İslam tarihinin üzerinde en çok düşünülen, konuşulan ve yazılan ancak en az uygulanan konularından birisi de “şura ve istişare” meselesidir. Mesele, şuranın ne olduğu, zorunlu olup olmadığı, kimlerle yapılacağı, ortaya çıkan kararın bağlayıcı olup olmadığı vb. birçok başlık altında tartışılmış ve konuyla ilgili ciddi bir birikim oluşmuştur.
Âl-i İmran Suresi 159. ayet ve Şura Suresi 38. ayetlerin tefsirleri,kavram çalışmaları, konuyla ilgili yazılan müstakil eserlere bakıldığında neredeyse söylenmemiş sözün kalmadığına hükmedilir. Ancak iş amelî boyuta geldiğinde sorunun olduğu gibi ortada durduğu, bütün bu nazarî çalışmaların günlük hayata pek yansımadığı kolayca fark edilir. Peki, hakkında açık nass bulunan ve her dönemde gündemde kalan böylesine önemli bir mevzu, neden uygulamaya yansımaz?
Kanaatimizce bunun en önemli nedeni, yaşanılan hayat ile tahayyül edilen veya olması gereken hayat arasındaki mesafenin uzunluğudur. Şura konusunda bugün Müslümanların hâl-i pürmelâli ortadadır. Ancak Hz. Peygamber ve dört halife dönemi -yer yer şura ve istişareyi önemseyen ve uygulayan mahalli idare ve birkaç hükümdar da- istisna edilecek olursa merkezî büyük devletler açısından geçmişte de durumun pek farklı olmadığı görülür. Mevzu Kur’anî bir kavram ya da Resulullah’ın uygulaması olarak ele alındığında çok ikna edici bir şekilde ortaya konuyor, ancak pratikle ilişkilendirildiğinde başka bir hal alıyor. Meramımızı anlatabilmek için hepsi de idari konularda görev almış Mâverdi, Nizâmülmülk ve İbni Haldun’un konuyla ilgili görüşlerine bakmak yeterlidir.

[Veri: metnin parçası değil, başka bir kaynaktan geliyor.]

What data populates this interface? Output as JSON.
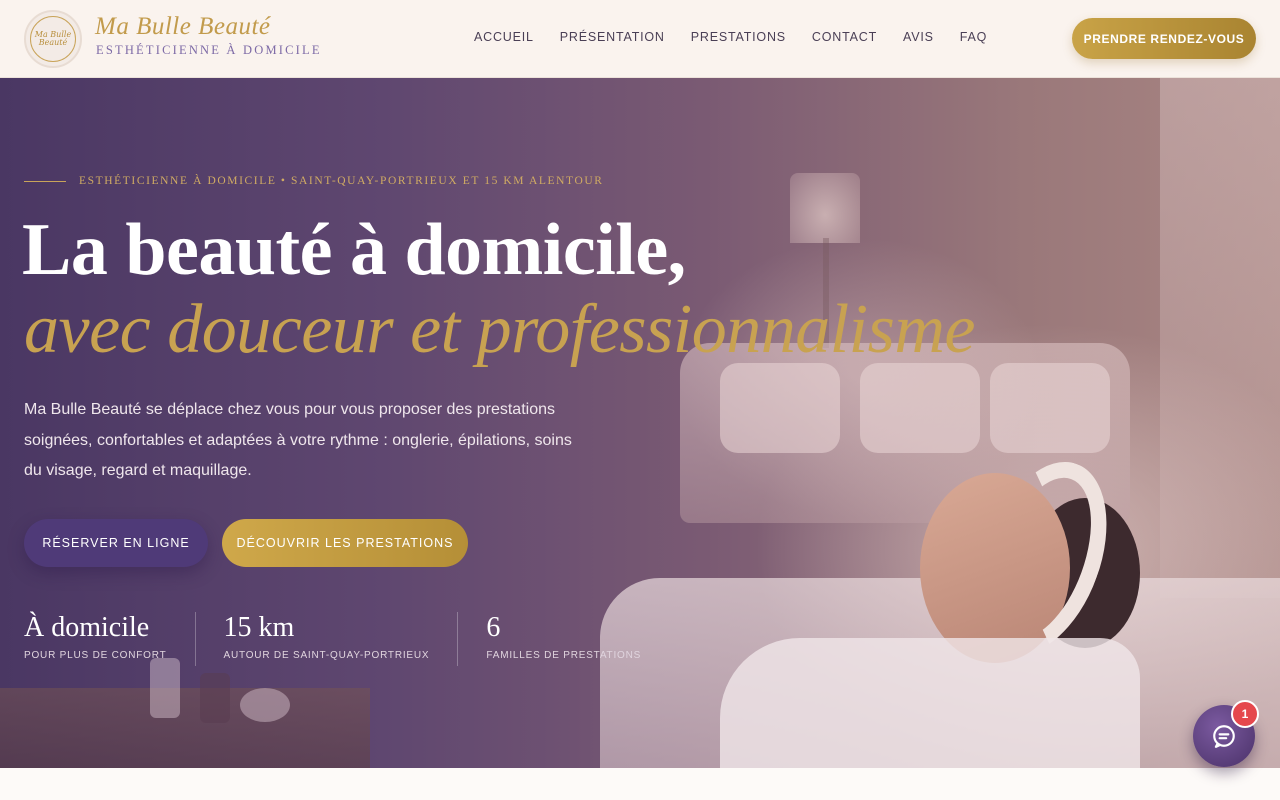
{
  "header": {
    "logo": {
      "line1": "Ma Bulle",
      "line2": "Beauté"
    },
    "brand_name": "Ma Bulle Beauté",
    "brand_subtitle": "ESTHÉTICIENNE À DOMICILE",
    "nav": [
      {
        "label": "ACCUEIL"
      },
      {
        "label": "PRÉSENTATION"
      },
      {
        "label": "PRESTATIONS"
      },
      {
        "label": "CONTACT"
      },
      {
        "label": "AVIS"
      },
      {
        "label": "FAQ"
      }
    ],
    "cta_label": "PRENDRE RENDEZ-VOUS"
  },
  "hero": {
    "eyebrow": "ESTHÉTICIENNE À DOMICILE • SAINT-QUAY-PORTRIEUX ET 15 KM ALENTOUR",
    "title_line1": "La beauté à domicile,",
    "title_line2": "avec douceur et professionnalisme",
    "description": "Ma Bulle Beauté se déplace chez vous pour vous proposer des prestations soignées, confortables et adaptées à votre rythme : onglerie, épilations, soins du visage, regard et maquillage.",
    "primary_button": "RÉSERVER EN LIGNE",
    "secondary_button": "DÉCOUVRIR LES PRESTATIONS",
    "stats": [
      {
        "value": "À domicile",
        "label": "POUR PLUS DE CONFORT"
      },
      {
        "value": "15 km",
        "label": "AUTOUR DE SAINT-QUAY-PORTRIEUX"
      },
      {
        "value": "6",
        "label": "FAMILLES DE PRESTATIONS"
      }
    ]
  },
  "chat": {
    "icon": "chat-bubble-icon",
    "badge_count": "1"
  },
  "colors": {
    "accent_gold": "#c8a251",
    "accent_purple": "#4f3a78",
    "header_bg": "#faf3ee",
    "badge_red": "#e5484d"
  }
}
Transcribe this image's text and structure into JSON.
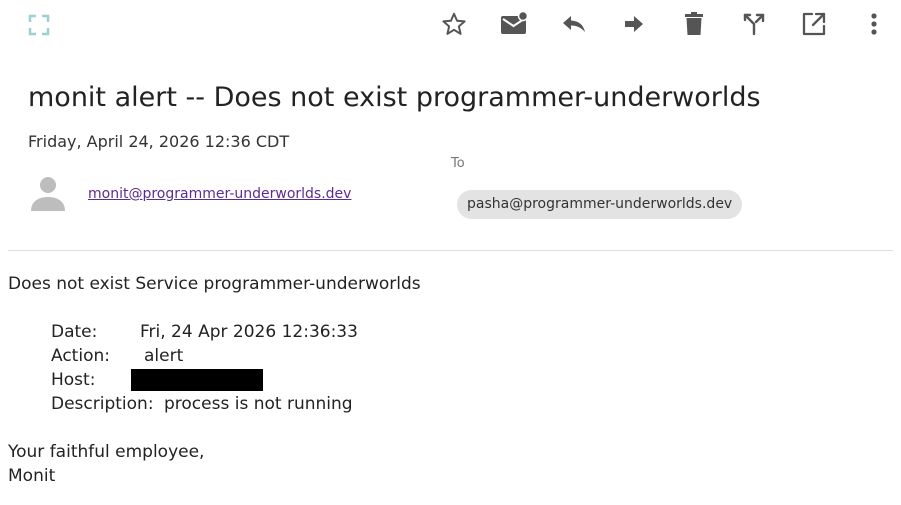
{
  "toolbar": {
    "icons": [
      "expand-icon",
      "star-icon",
      "mark-unread-icon",
      "reply-icon",
      "forward-icon",
      "delete-icon",
      "move-icon",
      "open-external-icon",
      "more-icon"
    ]
  },
  "message": {
    "subject": "monit alert -- Does not exist programmer-underworlds",
    "date": "Friday, April 24, 2026 12:36 CDT",
    "sender": "monit@programmer-underworlds.dev",
    "to_label": "To",
    "recipient": "pasha@programmer-underworlds.dev"
  },
  "body": {
    "intro": "Does not exist Service programmer-underworlds",
    "date_label": "Date:",
    "date_value": "Fri, 24 Apr 2026 12:36:33",
    "action_label": "Action:",
    "action_value": "alert",
    "host_label": "Host:",
    "description_label": "Description:",
    "description_value": "process is not running",
    "closing": "Your faithful employee,",
    "signature": "Monit"
  },
  "colors": {
    "icon": "#555555",
    "expand_icon": "#9fcfcf",
    "link": "#5b2c91",
    "chip_bg": "#e3e3e3"
  }
}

İbn Haldun (1332-1406) meşhur Mukaddime’sinde hilafet ve imametten uzun uzun bahsettikten sonra hilafetin mülke dönüşmesini müstakil bir konu başlığı altında işler. Hz. Ebubekir’in hilafete nasıl geçtiğini anlattıktan sonra bunun mülk/saltanat/padişahlık olmadığını belirtir. Çünkü mülkün “O vakit bâtıl vasıtası, kâfirlerin ve din düşmanlarının kabul ettikleri bir yol ve idare tarzı idi.” demektedir. Ancak Muaviye ile birlikte saltanatın ortaya çıkmasını da dönemin şartlarının gereği meşrulaştırır.1 Ne oldu da “kâfirlerin ve din düşmanlarının yolu” birden kısa bir zaman içerisinde meşrulaşmıştır? Aslında cevap basittir: İbn Haldun için vakayı ilkeler çerçevesinde yorumlamak, koca bir tarihin önemli bir sapma üzerine inşa edildiğini iddia etmek, daha da önemlisi yaşanan fiilî saltanatı gayr-i meşru saymak anlamına gelecekti ki devletin çeşitli kademelerinde görev almış biri için bunun çok riskli olduğu açıktır. Öyleyse vaka, ilkeler çerçevesinde değerlendirilemiyorsa, ilkeler vakıaya göre yeniden düzenlenmelidir.
İbn Haldun bu konuda yalnız değildir. Muahhar bir âlim olarak o da seleflerini takip etmiştir. İbn Haldun’dan önce hilafetin/imametin saltanat yoluyla gerçekleşebileceği, aynı anda iki ayrı hilafetin (Endülüs Emevileri ve Abbasiler) olabileceği şeklinde nazariyeler, yaşanan pratiklerle uyumlu olarak epeyce yaygınlaşmıştı. Hatta Kadı’l-Kudat Mâverdi (954-1058) halifenin yanında istilacı meliklerin meşruluğunu Ahkâmu’s-Sultaniye’sinde uzun uzun izah etmişti.2 Acaba Mâverdi, Abbasilerin neredeyse bütün yetkilerini ellerinden alıp onları sembolik unsura dönüştüren Büveyhîve sonra Selçuklu hâkimiyeti yaşanmasa idi bu görüşleri öne sürer miydi? Ya da yaşanan süreçten bağımsız olarak Âl-i İmran Suresi 159. ayeti ile Şura Suresi 38.ayetleri tefsir etse aynı sonuçlara ulaşır mıydı?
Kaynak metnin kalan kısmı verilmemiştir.